BACKGROUND: Patients with acute lung injury who received lower tidal volume (VT) ventilation had significantly fewer days with acute kidney injury (AKI) when compared to those receiving higher VTs. There is a paucity of studies on the relationship between intraoperative VTs and postoperative AKI in patients undergoing noncardiac surgery. We therefore sought to assess the association of mean delivered intraoperative VT per kilogram based on predicted body weight (PBW) and postoperative AKI.
METHODS: This retrospective cohort study was conducted in a large tertiary multispecialty academic medical center. Adult patients who underwent noncardiac surgery between January 2005 and July 2016 under general anesthesia with endotracheal intubation and mechanical ventilation were included. A total of 41,224 patients were included in the study.
The relationship between mean intraoperative VT per PBW and AKI was assessed using logistic regression, adjusting for prespecified potential confounding variables. The secondary outcomes were postoperative major pulmonary complications, myocardial injury after noncardiac surgery (MINS), and in-hospital mortality.

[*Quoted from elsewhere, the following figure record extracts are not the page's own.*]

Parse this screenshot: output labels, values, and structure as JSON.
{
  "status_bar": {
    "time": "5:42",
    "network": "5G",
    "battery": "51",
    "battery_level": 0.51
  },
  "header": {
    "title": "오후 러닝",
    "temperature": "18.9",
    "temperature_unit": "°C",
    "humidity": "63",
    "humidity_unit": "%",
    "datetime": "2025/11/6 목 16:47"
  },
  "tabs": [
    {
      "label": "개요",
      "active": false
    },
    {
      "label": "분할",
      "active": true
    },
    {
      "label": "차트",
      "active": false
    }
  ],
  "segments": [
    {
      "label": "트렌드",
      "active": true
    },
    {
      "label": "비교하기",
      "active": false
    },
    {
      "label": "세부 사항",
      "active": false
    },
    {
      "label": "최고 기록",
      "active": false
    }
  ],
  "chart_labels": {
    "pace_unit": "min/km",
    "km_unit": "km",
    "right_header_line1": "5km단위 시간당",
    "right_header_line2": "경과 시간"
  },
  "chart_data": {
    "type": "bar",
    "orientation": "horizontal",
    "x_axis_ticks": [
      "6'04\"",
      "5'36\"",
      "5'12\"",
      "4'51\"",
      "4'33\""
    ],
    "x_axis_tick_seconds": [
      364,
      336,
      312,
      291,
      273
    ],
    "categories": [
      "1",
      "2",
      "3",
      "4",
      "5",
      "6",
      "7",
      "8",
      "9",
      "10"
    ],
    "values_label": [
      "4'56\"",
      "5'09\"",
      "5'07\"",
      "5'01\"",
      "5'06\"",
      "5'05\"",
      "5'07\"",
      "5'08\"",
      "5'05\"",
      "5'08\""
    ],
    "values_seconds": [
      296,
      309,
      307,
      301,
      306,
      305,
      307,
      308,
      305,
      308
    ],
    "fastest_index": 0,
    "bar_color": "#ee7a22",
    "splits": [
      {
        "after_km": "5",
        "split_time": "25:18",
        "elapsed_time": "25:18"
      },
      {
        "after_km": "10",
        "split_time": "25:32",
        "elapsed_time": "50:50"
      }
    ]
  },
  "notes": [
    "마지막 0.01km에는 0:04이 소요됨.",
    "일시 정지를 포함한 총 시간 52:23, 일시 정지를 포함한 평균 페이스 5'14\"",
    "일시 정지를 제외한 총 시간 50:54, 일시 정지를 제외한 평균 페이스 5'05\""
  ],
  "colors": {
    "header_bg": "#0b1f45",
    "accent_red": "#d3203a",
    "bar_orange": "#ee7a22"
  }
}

RESULTS: The incidence of AKI was 10.9% in the study population. Postoperative renal replacement therapy was required in 0.1% of patients. Higher delivered mean intraoperative VT per PBW was significantly associated with increased odds of AKI. The estimated odds ratio for each 1 mL increase in VT per kilogram of PBW (1 unit) was 1.05 (95% confidence interval [CI], 1.02–1.08; P = .001), after adjusting for potential confounding variables. A higher delivered mean intraoperative VT per PBW was significantly associated with increased odds of postoperative myocardial injury and was not significantly associated with major postoperative pulmonary complications or in-hospital mortality after noncardiac surgery.
CONCLUSIONS: In adult patients undergoing noncardiac surgery, higher delivered mean intraoperative VTs per PBW are associated with an increased odds of developing AKI.